EOSINOPHILIC ESOPHAGITIS ALTERS THE EPITHELIAL AND IMMUNOLOGICAL LANDSCAPE TO LIMIT CARCINOGENESIS IN THE MURINE ESOPHAGUS

Introduction: Patients with the allergic disease eosinophilic esophagitis (EoE) have been shown to have a diminished risk of developing esophageal malignancy. Using murine models of EoE and esophageal squamous cell carcinoma (ESCC) via MC903/ovalbumin (OVA) and 4-nitroquinoline-1-oxide (4NQO), respectively, our prior studies have demonstrated that EoE inflammation limits esophageal carcinogenesis and that EoE and ESCC promote distinct epithelial trajectories. How EoE directly impacts ESCC epithelium and immunological environment remains unclear. Here, we perform single nuclei RNA- and ATAC-sequencing on mice with both EoE and ESCC to illuminate potential tumor-limiting changes in the esophagus.

Methods: C57B6 mice were treated with MC903/OVA for 32 days to induce EoE (n=3), 4NQO for 24 weeks to induce ESCC (n=3), MC903/OVA for 32 days then 4NQO for 24 weeks to induce both EoE and ESCC (n=2), or vehicle treatment for control (n=5). Nuclei were isolated from whole esophageal single cell suspensions and sequenced by Illumina. In R, Unique Molecular Identifier tools identified cell barcodes from 10x Genomics libraries, which were aligned by Spliced Transcripts Alignment to Reference and assigned to genes. Count matrices analysis, dimensionality reduction, and population clustering was performed with Seurat. CD45 was used to subset immune cells for separate clustering.

Results: Unsupervised analysis identified 13 cell populations, including 11 epithelial, 2 fibroblast, and 1 endothelial population across conditions (Fig1A). Epithelial subpopulations were defined as proliferative basal, basal, and superficial by expression of gene markers Top2a, Krt5, and Krtdap, respectively; fibroblast and endothelial populations were resolved by expression of Dcn and Pecam1, respectively (Fig1B). Notably, cell cycle analysis between conditions revealed substantial suppression of S phase cell proportions in mice with EoE and ESCC in combination as compared to those with ESCC (Fig1C). 6 unsupervised clusters were further identified among immune cells, with myeloid, T, and B cells identified by established markers (Fig2A, B). EoE was found to restore myeloid cells that were depleted in mice with ESCC and suppress the expansion of cancer-enriched population 1 (Fig2C).

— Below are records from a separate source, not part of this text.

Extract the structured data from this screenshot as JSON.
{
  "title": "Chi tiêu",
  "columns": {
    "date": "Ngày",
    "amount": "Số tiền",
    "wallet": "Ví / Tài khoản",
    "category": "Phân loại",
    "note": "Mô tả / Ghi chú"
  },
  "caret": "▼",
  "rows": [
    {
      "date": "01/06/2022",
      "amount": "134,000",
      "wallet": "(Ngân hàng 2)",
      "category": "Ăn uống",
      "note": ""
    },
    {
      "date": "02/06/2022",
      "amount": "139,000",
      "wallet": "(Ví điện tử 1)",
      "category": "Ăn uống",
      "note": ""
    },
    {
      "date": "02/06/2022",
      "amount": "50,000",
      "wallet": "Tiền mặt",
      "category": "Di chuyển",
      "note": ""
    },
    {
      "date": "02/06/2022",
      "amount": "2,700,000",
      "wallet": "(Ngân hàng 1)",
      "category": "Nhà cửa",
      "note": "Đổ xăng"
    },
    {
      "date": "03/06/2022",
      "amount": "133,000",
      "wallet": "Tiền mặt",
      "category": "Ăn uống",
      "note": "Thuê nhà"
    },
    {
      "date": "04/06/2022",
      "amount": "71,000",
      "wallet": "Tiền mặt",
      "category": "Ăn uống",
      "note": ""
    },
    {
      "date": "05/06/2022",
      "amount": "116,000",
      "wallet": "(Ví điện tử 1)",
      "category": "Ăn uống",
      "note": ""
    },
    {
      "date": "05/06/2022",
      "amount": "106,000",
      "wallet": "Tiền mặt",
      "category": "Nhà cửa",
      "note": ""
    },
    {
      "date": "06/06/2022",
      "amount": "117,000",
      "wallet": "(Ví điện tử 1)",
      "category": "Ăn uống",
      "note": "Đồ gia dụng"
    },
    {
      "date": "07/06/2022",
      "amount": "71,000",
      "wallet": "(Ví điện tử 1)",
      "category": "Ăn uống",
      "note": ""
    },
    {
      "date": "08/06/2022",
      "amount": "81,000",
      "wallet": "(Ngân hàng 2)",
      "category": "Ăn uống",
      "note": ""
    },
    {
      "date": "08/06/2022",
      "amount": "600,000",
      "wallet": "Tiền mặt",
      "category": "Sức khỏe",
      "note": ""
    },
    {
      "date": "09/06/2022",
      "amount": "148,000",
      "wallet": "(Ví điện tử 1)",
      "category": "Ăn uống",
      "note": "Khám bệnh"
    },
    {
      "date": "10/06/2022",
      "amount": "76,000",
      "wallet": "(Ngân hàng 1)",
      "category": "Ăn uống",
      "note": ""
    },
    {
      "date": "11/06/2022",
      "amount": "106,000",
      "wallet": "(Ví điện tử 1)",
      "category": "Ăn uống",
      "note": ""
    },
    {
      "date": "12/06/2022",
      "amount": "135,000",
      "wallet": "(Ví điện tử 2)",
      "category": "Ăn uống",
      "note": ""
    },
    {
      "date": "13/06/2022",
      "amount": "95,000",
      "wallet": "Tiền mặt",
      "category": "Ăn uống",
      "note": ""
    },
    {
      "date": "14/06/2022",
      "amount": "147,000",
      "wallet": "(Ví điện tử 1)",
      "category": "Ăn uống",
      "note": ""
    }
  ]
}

Conclusions: These data reveal considerable effects of EoE inflammation on cancer-augmented proliferative capacity in the esophagus, as well as shifts in the immune environment that may suppress pro-tumorigenic inflammation. Continuing analysis will validate these findings in vivo and examine alterations in activation states of immune cells between conditions that may contribute to anti-tumorigenic activity associated with EoE inflammation. Furthermore, complete evaluation of differential gene expression as well chromatin availability can identify novel targets for therapeutic action in esophageal carcinoma.